Enabling application autoscaling

It is not always possible to estimate the resource requirements (number of Spark executors) of a Spark application upfront, because these requirements might vary based on the size of the input data set.

To assist you in this situation, you can submit a Spark application with auto-scaling, which will automatically determine the number of executors required by an application based on the application's demand. You can enable basic autoscaling for a Spark application by adding the configuration setting ae.spark.autoscale.enable=true to the existing application configuration.

Submitting an application with basic autoscaling

The steps to submit an application with autoscaling enabled is the same as the steps to submit an application without autoscaling. The only difference is that you need to add the configuration setting ae.spark.autoscale.enable=true to the application payload.

Submit a Spark application.

Use the following sample JSON payload as an example to enable basic autoscaling:

{
  "application_details": {
    "application": "/opt/ibm/spark/examples/src/main/python/wordcount.py",
    "arguments": ["/opt/ibm/spark/examples/src/main/resources/people.txt"]
   },
   "conf": {
     "ae.spark.autoscale.enable":"true"
   }
}

Autoscaling application configurations

You can use the following configuration settings to further control autoscaling the number of executors.

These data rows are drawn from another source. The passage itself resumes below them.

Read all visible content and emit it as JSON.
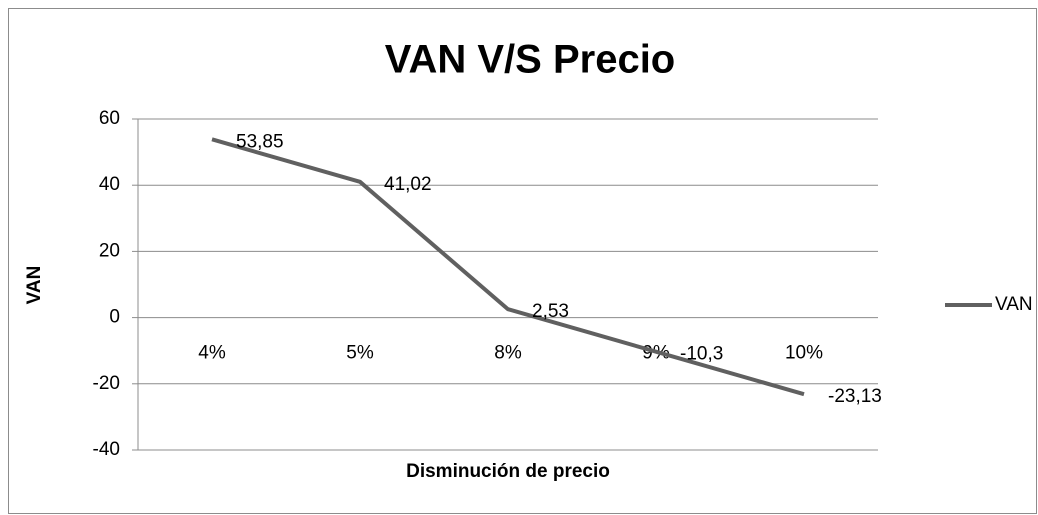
{
  "chart_data": {
    "type": "line",
    "title": "VAN V/S Precio",
    "x_label": "Disminución de precio",
    "y_label": "VAN",
    "categories": [
      "4%",
      "5%",
      "8%",
      "9%",
      "10%"
    ],
    "series": [
      {
        "name": "VAN",
        "color": "#606060",
        "values": [
          53.85,
          41.02,
          2.53,
          -10.3,
          -23.13
        ],
        "value_labels": [
          "53,85",
          "41,02",
          "2,53",
          "-10,3",
          "-23,13"
        ]
      }
    ],
    "ylim": [
      -40,
      60
    ],
    "yticks": [
      -40,
      -20,
      0,
      20,
      40,
      60
    ],
    "grid": true,
    "legend": "right"
  }
}
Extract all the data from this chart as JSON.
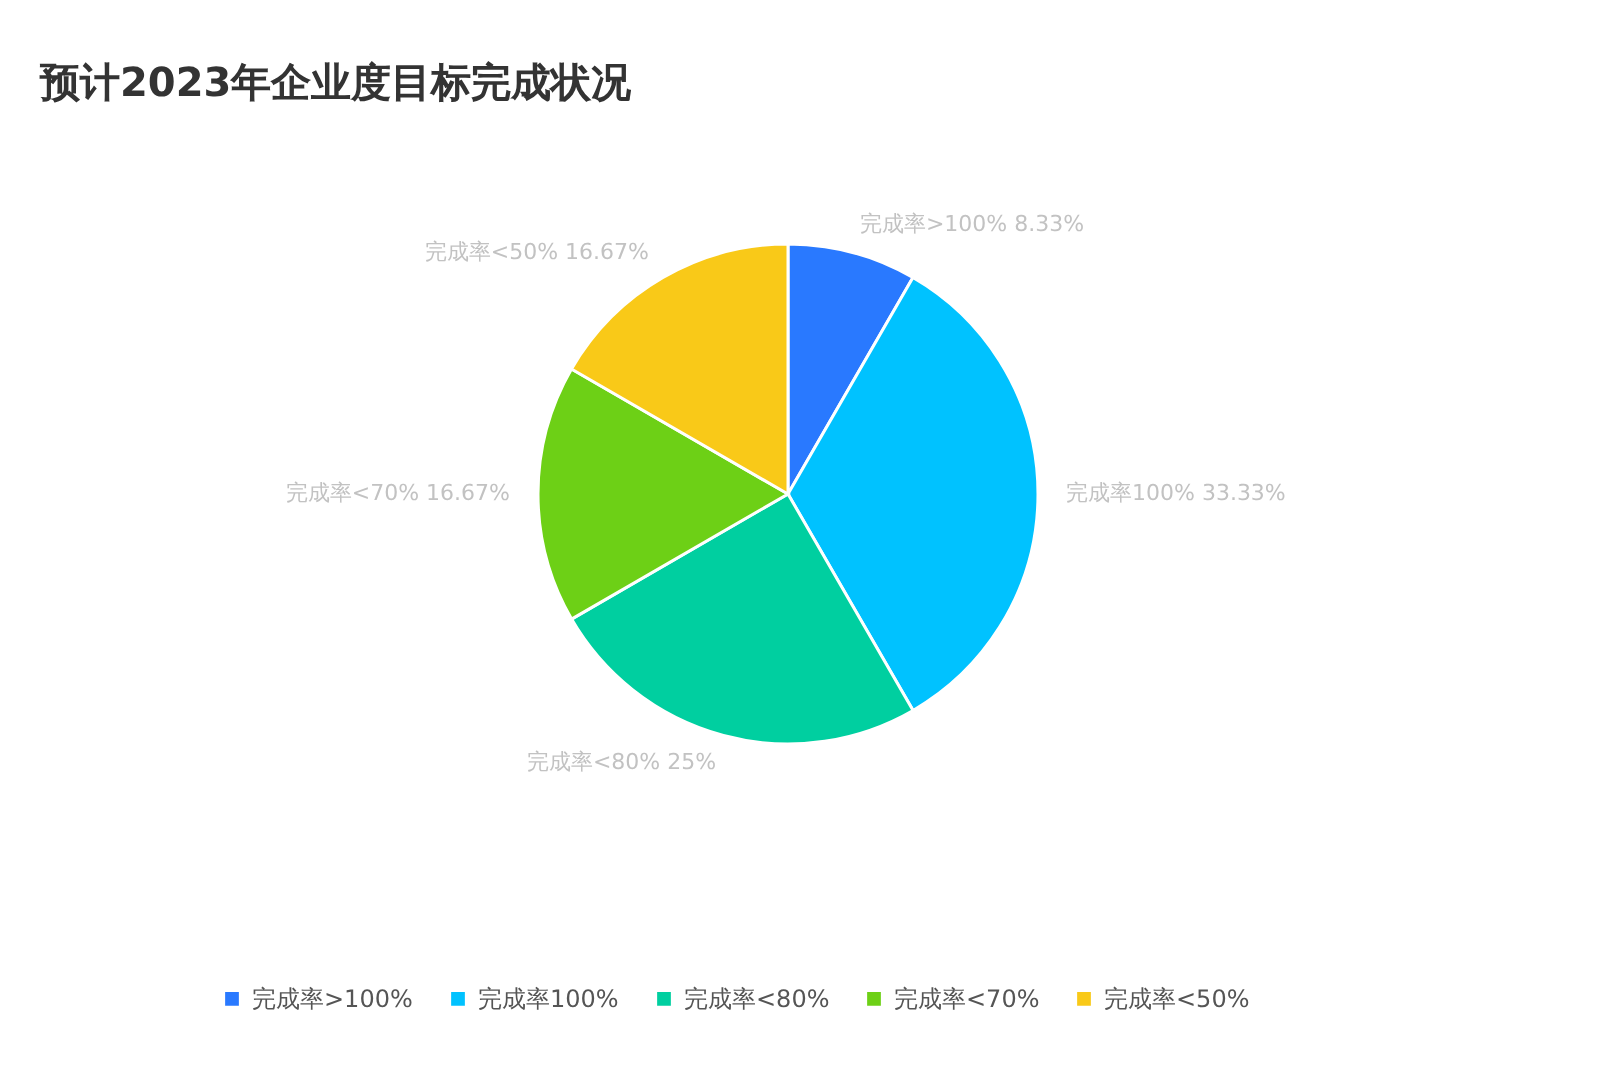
{
  "chart_data": {
    "type": "pie",
    "title": "预计2023年企业度目标完成状况",
    "categories": [
      "完成率>100%",
      "完成率100%",
      "完成率<80%",
      "完成率<70%",
      "完成率<50%"
    ],
    "values": [
      8.33,
      33.33,
      25,
      16.67,
      16.67
    ],
    "value_labels": [
      "8.33%",
      "33.33%",
      "25%",
      "16.67%",
      "16.67%"
    ],
    "colors": [
      "#2979ff",
      "#00c2ff",
      "#00cfa0",
      "#6dd016",
      "#f9c918"
    ],
    "legend": "bottom"
  }
}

Configuration settings for autoscaling
Configuration settings	Description	Default
`ae.spark.autoscale.enable`	Signals that the application will autoscale based on the application's demand and any other autoscaling configurations that are set. If specified at instance level, all applications in the instance will autoscale.	false
`spark.dynamicAllocation.initialExecutors`	Specifies the initial number of executors to be created, irrespective of any demand made by the Spark application	0
`spark.dynamicAllocation.minExecutors`	Specifies the minimum number of executors to be maintained, irrespective of any demand by the Spark application	0
`spark.dynamicAllocation.maxExecutors`	Specifies the maximum number of executors to be created irrespective of any demand by the Spark Application	2
`ae.spark.autoscale.scaleupDemandPercentage`	Specifies the percentage of the executors demanded by Spark Application that should be fulfilled by the application auto-scaler. For example, if at a certain stage a Spark application requests 10 executors and the value for this configuration is set to 50 percent, the application auto-scaler will scale up the number of executors by 5 executors. The default value of this configuration is 100 percent which essentially means that any number of executors requested by an application's demand can be added by the application auto-scaler.	100
`ae.spark.autoscale.scaledownExcessPercentage`	Specifies the percentage of the idle executors held up by the Spark application that are to be removed by the application auto-scaler. For example, if after completing a certain stage in a Spark application, there are 20 idle executors held up by the application and the value for this configuration is set to 25 percent, the application auto-scaler will scale down the executors in the application by 4 executors. The default value for this configuration is 100 percent which means that the application auto-scaler can scale down all idle executors.	100
`ae.spark.autoscale.frequency`	The frequency in seconds at which the application auto-scaler scales up executors or scales down executors in an application.	10s

Example of an auto-scaling application payload showing the lower and upper bounds on the number of executors that the application can scale up or scale down to.

{
  "application_details": {
    "application": "cos://<application-bucket-name>.<cos-reference-name>/my_spark_application.py",
    "conf": {
      "ae.spark.autoscale.enable": "true",
      "spark.dynamicAllocation.initialExecutors": "0",
      "spark.dynamicAllocation.minExecutors": "1",
      "spark.dynamicAllocation.maxExecutors": "10",
      "spark.hadoop.fs.cos.<cos-reference-name>.endpoint": "s3.direct.us-south.cloud-object-storage.appdomain.cloud",
      "spark.hadoop.fs.cos.<cos-reference-name>.iam.api.key": "<iam-api-key-of-application-bucket>"
    }
  }
}

Enabling autoscaling on an instance

By default, application autoscaling is disabled when you create an instance of the Analytics Engine Standard serverless plan. If you want to enable automatic scaling for all applications at the instance level, you can explicitly set "ae.spark.autoscale.enable": "true" as a default Spark configuration when you create the instance. See Default Spark configuration.